I saw this meme recently:

I hear things like this almost daily from clients and friends alike. They complain about being single, yet when I ask what they’re doing to change that, I’m often met with a shrug, a blush, or the response, “Not much, I guess.”

I’m going to shout this in case you can’t hear me: DATING TAKES WORK. We all remember a story of the one couple we know who met on the airplane. That’s lovely, but it’s also an outlier. Or how about those people who happened to be at the same birthday party and can’t believe they’ve never met before? That’s lovely, too. But we can’t rely on serendipity. We can count on hard work… and even then, there’s no guarantee.

For some clients’ coaching sessions, what I do is have them come to my office—in person or virtually—with their dating app-equipped phone in hand. I first look at their activity, or lack thereof, on whichever app(s) or sites they are using. After I have momentary heart failure when I see how many new matches are listed (as in, you’ve both “swiped right” on each other, indicating that you like each other) with not a single conversation happening, we go through the app slowly but surely until it’s organized and efficient.

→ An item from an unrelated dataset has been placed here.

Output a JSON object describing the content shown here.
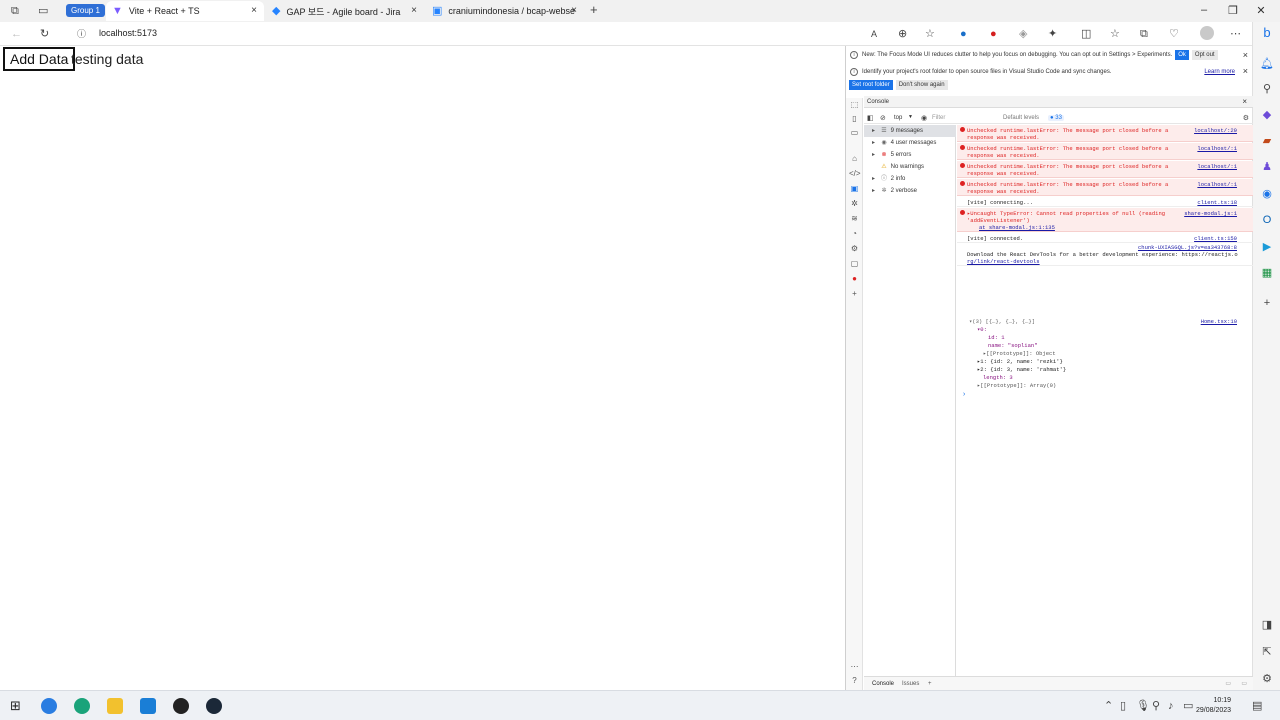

First, we clean out those matches. We look at the profile and decide whether to send a message or not. For the ones who don’t interest my client, we “unmatch” them (meaning, they are no longer listed as matches in the app), and for the ones who do, we send a short, often cheeky, message to catch that person’s attention.

Once this is done, we swipe a bit. I like the rule of thumb “50 swipes or 5 matches—whichever comes first.” (On the larger sites like Match.com, try to send at least 10 emails a week.) Once we get any new matches, we write to them immediately. Usually, by the end of the hour with a client, he or she will have a date lined up for that week. A little bit of work, either with my hand forcing it or not, to get a date or two lined up seems worth it to me. But people aren’t doing that.

I was once on a vacation with a friend of mine. She’s accomplished and beautiful. She often shares with me her frustrations with being single and dating. I love my friend dearly, but it gets grating, especially when she’s complaining to a dating coach! Anyway, on this trip, I saw her swiping through Bumble numerous times. More than numerous, actually. Sometimes she would show me a profile that was particularly egregious. But for all that swiping, I never saw her send a message to anyone. Not one. (Don’t worry—she knows how I feel about this, so I’m not “outing” her.) Unfortunately, this is how too many people do online dating… by not doing it. Whether it’s laziness, cluelessness, or a defense mechanism to then say, “I tried and it didn’t work,” I’ll never know.

I encourage you to do anything you want—dating or otherwise—in a strategic manner. If, for example, you need to find a new job, you take the time to put together your resume, maybe do some practice interviews, buy some new clothes, and send your resume out to as many appropriate positions as possible. People don’t browse job postings simply to see what’s out there, never send a resume, and then get upset that they haven’t gotten a job.

So much comes down to people realizing that anything in life that’s worth it takes effort, time, and hard work. As a coach, I get frustrated—perhaps more than my clients and friends who express their frustrations with being single to me—when someone has these amazing tools at his or her disposal and isn’t using them efficiently because “it’s hard” or “it should just happen.” If I waited for things to “just happen,” I’d be sitting in a cubicle at Fannie Mae right now, watching my life pass me by (oh wait, no windows). If I waited for things to “just happen,” I wouldn’t have had all of the wonderful dates and relationships I’ve had from various online dating sites. And, if I waited for things to “just happen,” I wouldn’t be writing this article right now.